While the horrible people currently running the country are trying to expel trans people from the military and claim that intersex people simply don’t exist, one story from history proves just how ridiculous these efforts are. Because if it weren’t for intersex people, we’d be looking at a very different country. In fact, we might not even have a country at all.







Polish war hero Casimir Pulaski didn’t live to see the other side of 34, but in the short time he did live, he made his mark on Polish, American, and general military history by bringing his rebellious energy to the fight for US independence. And he was probably intersex, a fact that scholars only just recently uncovered.
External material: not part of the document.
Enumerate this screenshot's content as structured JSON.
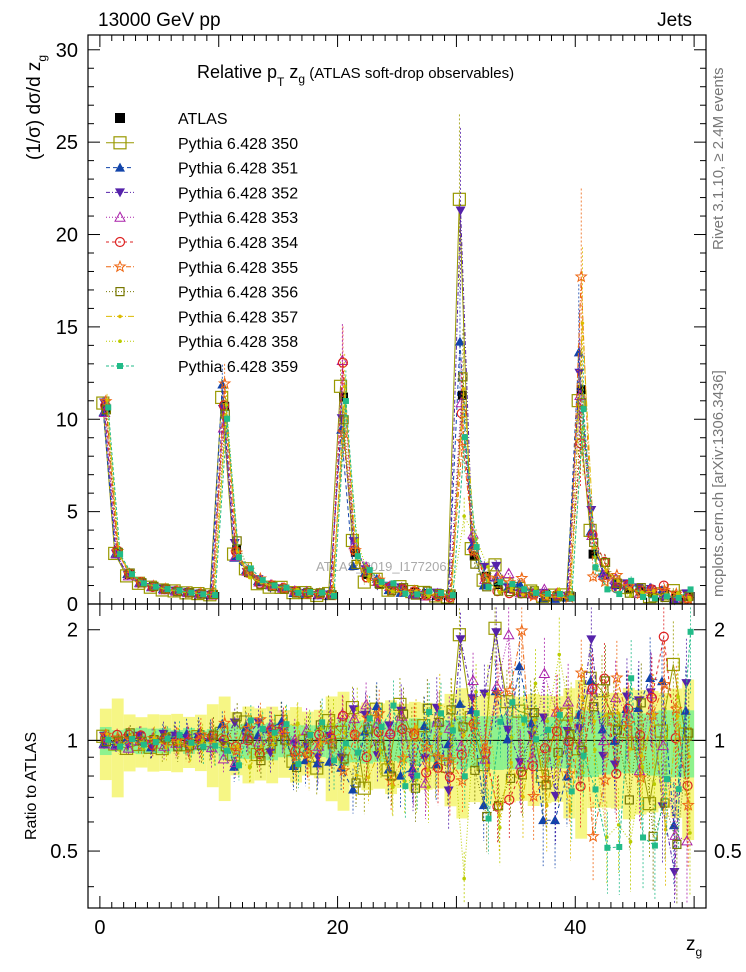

Pulaski fought for Polish independence from Russian interference in his homeland, but in the final few years of his life, he shifted his attention toward another, similar fight against foreign rule. In 1777, just two years before he would meet his death on the battlefield, Pulaski met Benjamin Franklin and General Lafayette during a trip to France. It was Franklin who wrote to George Washington of Pulaski’s promise and encouraged the general to take Pulaski on as a volunteer in the fight for American independence from British rule.
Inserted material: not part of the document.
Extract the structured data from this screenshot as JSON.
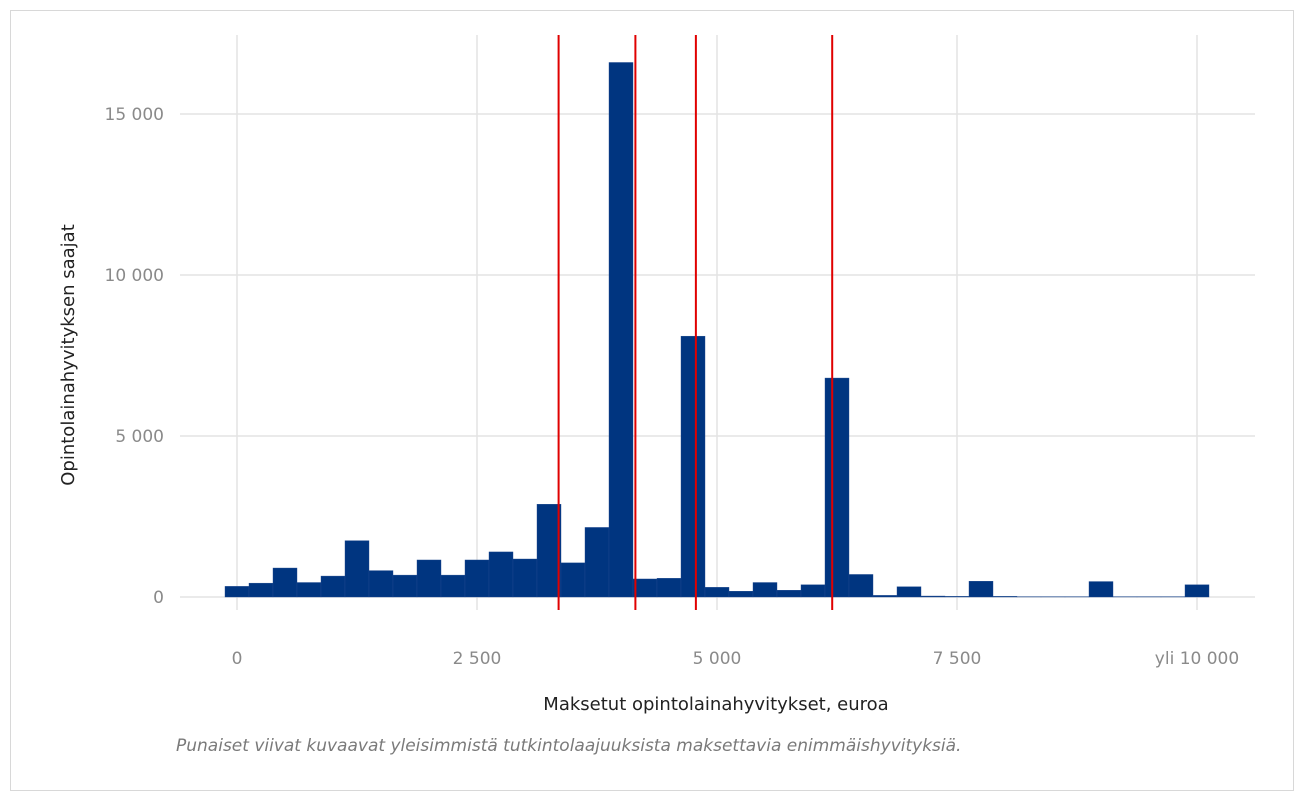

Washington did so, and luckily: soon enough, the young Polish fighter would save Washington’s life at the Battle of Brandywine, where Pulaski brought back information from the front lines that allowed Washington to safely retreat from encroaching British forces eager to make an example of him.

That move cemented Pulaski in the public imagination, but a later battle against French forces in Savannah enshrined the Polish fighter as a historical legend. As stated by queer history scholar Amanda W. Timpson, Pulaski transformed a roguish gallery of men into a regimented group of fighters using the military knowledge he gained in Poland. After his death by grapeshot, Pulaski quickly became a hero of myth, his struggle against British tyranny depicted in several statues, paintings, and even architectural monuments throughout America.

But what was the deal with Pulaski’s gender, and how did we come to learn about it so late in the game? In true CSI fashion, it all has to do with Pulaski’s remains. In the years following Pulaski’s death, historians looking to fill in the gaps surrounding the circumstances of his internment ended up exhuming Pulaski’s corpse not once but twice. The second time, in 1996, they noticed something interesting. Pulaski’s skeleton more closely resembled the remains of someone assigned female at birth.







But because we don’t know if Pulaski was actually buried where we think he’s buried, it’s hard to say whether the skeleton exhumed actually belongs to the Polish general. If it does—and DNA evidence says that it’s likely—Pulaski’s gender presents a much more complicated historical question. We know that plenty of historical military figures from Joan of Arc to Antonio de Erauso had a much more modern interpretation of their gender than scholars would have thought possible. But with a figure like Pulaski, who made his mark as a military hero, it seems unlikely that there wouldn’t be some documentation of his birth gender.

That said, there could be another explanation. In the past, parents of intersex children were often forced to “choose” a sex for their child based on whatever sex characteristics seemed the most dominant. If they didn’t make this choice, their child would be deemed a social outcast and the parents ostracized and shunned. Sadly, this practice is still common to this day in certain cases, leading to broader confusion for adults whose intersex identity isn’t revealed to them until they’re older.

In Pulaski’s case, we will likely never know exactly what’s going on gender-wise with the man whose superior military instincts shaped American history. But we can always remember that when it comes to prominent figures from the past, there’s often much more queerness than meets the eye.